Projeto VECCOS considera aptos os primeiros voluntários que vão trabalhar na prevenção contra mosquito que provoca Zika

Os formandos voluntários da ilha de Santiago receberam hoje, na Cidade da Praia, o diploma que os reconhece como aptos a ajudar a Cáritas de Cabo Verde na multiplicação de informação e prevenção sobre o mosquito que provoca o virus Zika.
créditos: Inforpress

Em declarações à imprensa, por ocasião do encerramento da ação de capacitação de jovens voluntários da Ilha de Santiago, a representante da CRS (Catholic Relief Services – United States conference of catholic bishops), Roberta Resende, adiantou que a expectativa da organização é que o projecto atinge toda a população da ilha “como forma de se prevenir o alastramento do vírus de Zika em tempo útil”.

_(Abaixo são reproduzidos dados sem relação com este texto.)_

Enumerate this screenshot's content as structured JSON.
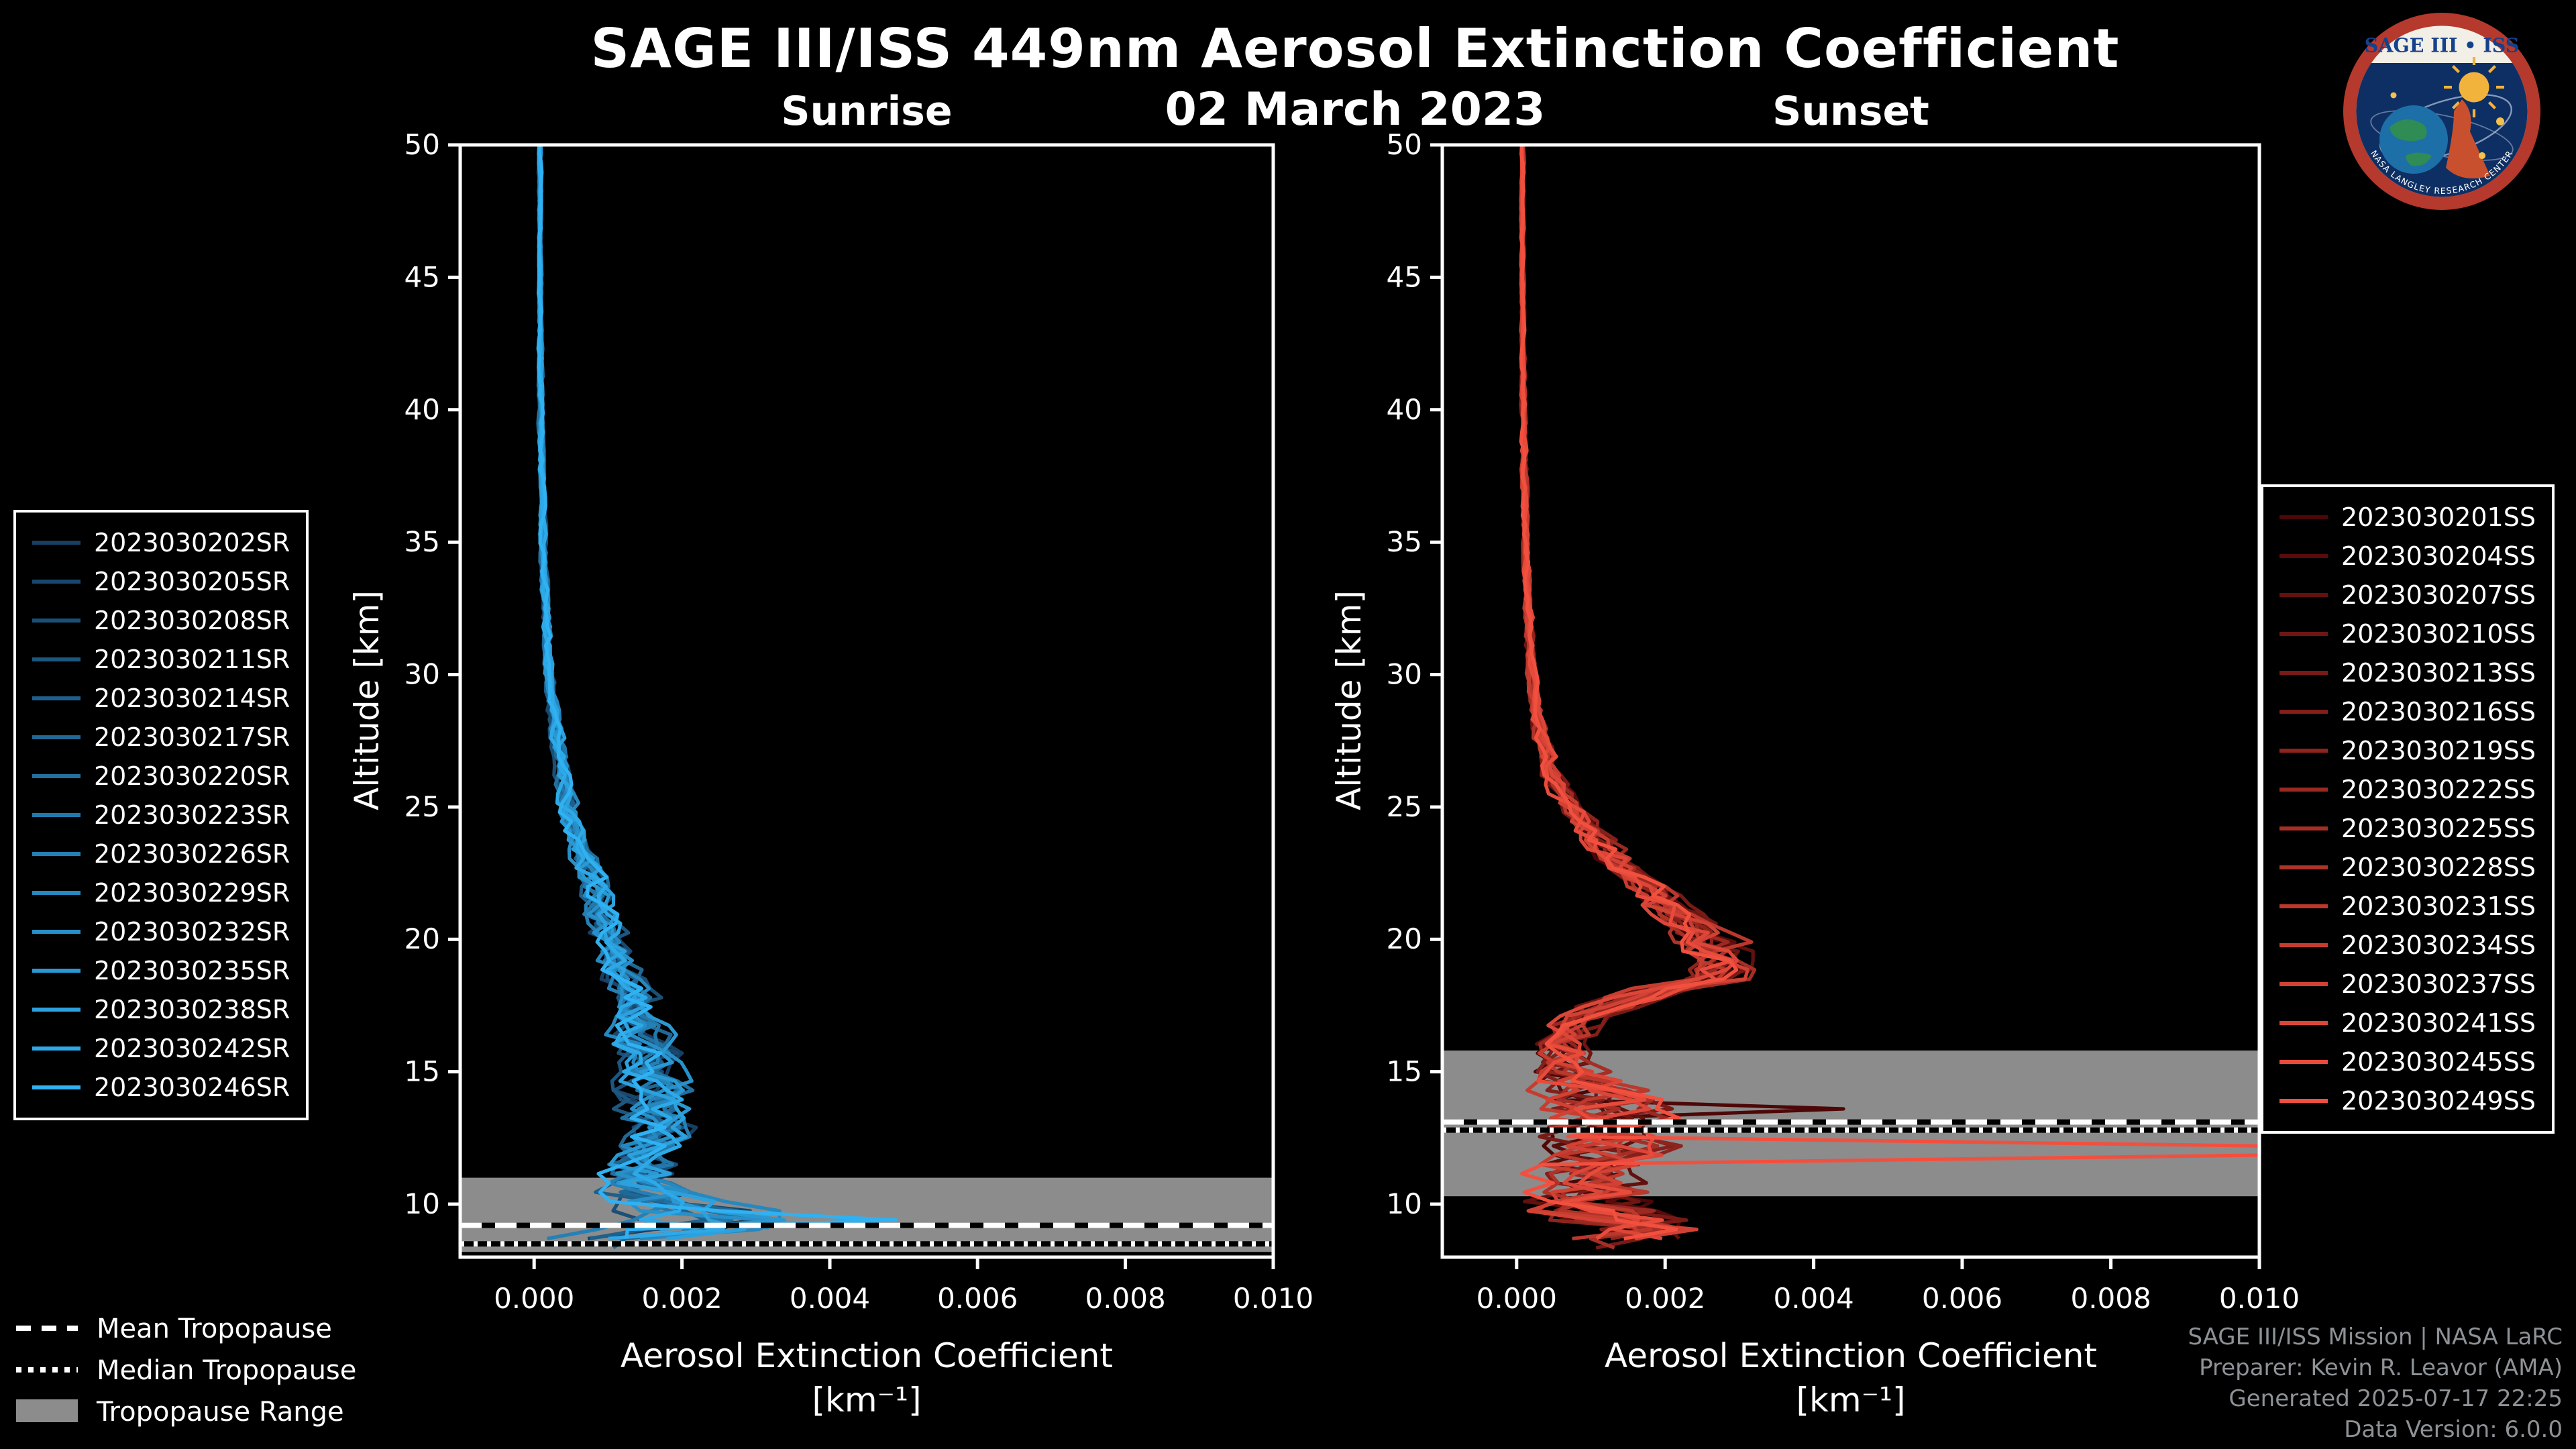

A responsável lembrou que, com a chegada das chuvas anunciadas já para este mês de julho, pode haver a proliferação dos mosquitos e fazer com que haja aumento da doença, tendo em conta que os ovos ficam inertes durante muito tempo, “mas só precisam de uma gota de água para seguir os trâmites e se transformarem em mosquitos”, explica.

Segundo Roberta Resende, o projeto VECCOS não abrange outras ilhas neste momento porque a resposta é de “emergência para a Ilha de Santiago” onde houve maior número de casos da doença.

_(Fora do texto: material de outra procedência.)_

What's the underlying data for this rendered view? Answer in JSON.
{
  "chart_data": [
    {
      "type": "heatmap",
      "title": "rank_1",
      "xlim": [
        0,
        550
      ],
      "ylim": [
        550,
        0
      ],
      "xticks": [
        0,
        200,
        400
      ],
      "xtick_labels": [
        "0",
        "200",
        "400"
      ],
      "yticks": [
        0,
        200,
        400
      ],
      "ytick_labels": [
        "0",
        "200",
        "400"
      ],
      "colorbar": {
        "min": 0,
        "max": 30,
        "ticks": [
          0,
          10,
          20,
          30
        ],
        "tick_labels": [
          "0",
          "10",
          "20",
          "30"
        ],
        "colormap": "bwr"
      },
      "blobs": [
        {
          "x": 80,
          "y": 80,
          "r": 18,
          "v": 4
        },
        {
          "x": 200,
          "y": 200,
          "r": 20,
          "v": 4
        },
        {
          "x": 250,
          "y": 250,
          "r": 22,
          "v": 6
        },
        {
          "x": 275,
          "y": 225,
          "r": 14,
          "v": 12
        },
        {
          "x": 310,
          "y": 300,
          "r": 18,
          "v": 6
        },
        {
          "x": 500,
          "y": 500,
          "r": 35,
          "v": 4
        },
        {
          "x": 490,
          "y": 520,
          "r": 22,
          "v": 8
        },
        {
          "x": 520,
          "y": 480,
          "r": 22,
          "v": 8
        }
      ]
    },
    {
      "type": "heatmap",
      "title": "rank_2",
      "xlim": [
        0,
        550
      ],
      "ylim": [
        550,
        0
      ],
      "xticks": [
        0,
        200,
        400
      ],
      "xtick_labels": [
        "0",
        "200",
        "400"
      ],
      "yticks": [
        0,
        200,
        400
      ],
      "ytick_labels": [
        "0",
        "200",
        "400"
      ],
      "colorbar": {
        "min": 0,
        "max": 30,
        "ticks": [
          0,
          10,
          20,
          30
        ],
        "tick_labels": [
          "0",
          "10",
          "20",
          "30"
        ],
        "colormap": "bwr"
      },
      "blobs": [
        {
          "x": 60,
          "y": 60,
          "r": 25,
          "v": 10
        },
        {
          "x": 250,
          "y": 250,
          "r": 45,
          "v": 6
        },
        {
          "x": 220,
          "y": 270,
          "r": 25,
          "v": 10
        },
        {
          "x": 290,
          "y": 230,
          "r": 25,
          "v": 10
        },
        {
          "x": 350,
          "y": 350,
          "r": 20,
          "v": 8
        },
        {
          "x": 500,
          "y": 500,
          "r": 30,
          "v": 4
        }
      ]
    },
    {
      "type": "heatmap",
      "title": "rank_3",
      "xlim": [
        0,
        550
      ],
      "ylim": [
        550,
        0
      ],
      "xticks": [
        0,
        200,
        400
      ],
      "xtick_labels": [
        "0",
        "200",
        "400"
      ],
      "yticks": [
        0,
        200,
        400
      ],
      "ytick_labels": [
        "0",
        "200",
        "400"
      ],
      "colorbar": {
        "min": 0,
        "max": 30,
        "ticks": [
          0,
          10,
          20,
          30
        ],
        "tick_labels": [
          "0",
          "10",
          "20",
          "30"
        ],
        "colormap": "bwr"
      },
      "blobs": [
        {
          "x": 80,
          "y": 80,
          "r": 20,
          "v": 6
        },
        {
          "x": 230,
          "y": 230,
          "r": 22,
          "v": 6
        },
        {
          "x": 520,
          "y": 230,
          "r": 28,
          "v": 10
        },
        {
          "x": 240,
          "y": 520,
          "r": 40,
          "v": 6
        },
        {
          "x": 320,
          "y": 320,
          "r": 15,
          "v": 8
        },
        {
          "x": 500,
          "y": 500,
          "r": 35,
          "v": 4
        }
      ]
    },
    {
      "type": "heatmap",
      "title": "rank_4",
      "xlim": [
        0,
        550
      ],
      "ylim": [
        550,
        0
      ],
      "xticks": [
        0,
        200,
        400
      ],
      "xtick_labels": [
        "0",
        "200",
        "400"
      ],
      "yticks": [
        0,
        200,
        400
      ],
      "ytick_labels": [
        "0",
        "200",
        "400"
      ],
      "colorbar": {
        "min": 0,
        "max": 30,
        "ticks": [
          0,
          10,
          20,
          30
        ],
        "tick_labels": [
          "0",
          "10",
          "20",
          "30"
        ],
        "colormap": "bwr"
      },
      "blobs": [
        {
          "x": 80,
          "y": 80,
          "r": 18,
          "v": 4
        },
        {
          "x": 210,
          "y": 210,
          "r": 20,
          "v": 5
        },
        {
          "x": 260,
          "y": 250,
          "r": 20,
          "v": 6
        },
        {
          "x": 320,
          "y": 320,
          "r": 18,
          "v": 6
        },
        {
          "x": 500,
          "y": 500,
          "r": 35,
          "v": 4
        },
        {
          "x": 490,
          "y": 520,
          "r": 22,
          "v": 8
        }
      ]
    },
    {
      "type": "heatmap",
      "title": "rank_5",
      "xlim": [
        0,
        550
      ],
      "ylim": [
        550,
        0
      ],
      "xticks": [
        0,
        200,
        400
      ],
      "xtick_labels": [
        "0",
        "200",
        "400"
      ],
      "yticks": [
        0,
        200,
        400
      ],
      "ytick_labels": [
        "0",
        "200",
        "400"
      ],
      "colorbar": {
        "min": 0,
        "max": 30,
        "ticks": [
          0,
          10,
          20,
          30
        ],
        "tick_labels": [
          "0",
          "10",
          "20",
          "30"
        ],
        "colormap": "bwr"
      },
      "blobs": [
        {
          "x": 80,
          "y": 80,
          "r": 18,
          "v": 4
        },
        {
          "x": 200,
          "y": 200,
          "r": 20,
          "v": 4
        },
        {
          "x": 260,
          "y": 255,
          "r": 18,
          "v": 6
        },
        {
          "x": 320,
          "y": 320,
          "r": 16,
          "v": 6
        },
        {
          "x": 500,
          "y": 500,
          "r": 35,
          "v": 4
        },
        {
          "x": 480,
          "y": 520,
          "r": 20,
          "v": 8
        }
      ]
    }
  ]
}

Para a formadora Antonieta Martins, a expectativa da formação foi alcançada, pois, a maioria das pessoas que participaram do curso tinham trabalhado em aspectos de saúde a nível da comunidade.

Admitiu ainda que os formandos estão capacitados para fazer o que o projecto pretende, isto é, fazer a sensibilização da população, mobilizar a comunidade, e fazer comunicação interpessoal para mudança de comportamento.

Segundo indicou, a abordagem de formação foi muito participativa e permitiu a cada um fazer o desenvolvimento das suas capacidades em termos de comunicação e habilidades técnicas no que diz respeito ao combate do mosquito vetor do vírus de Zika.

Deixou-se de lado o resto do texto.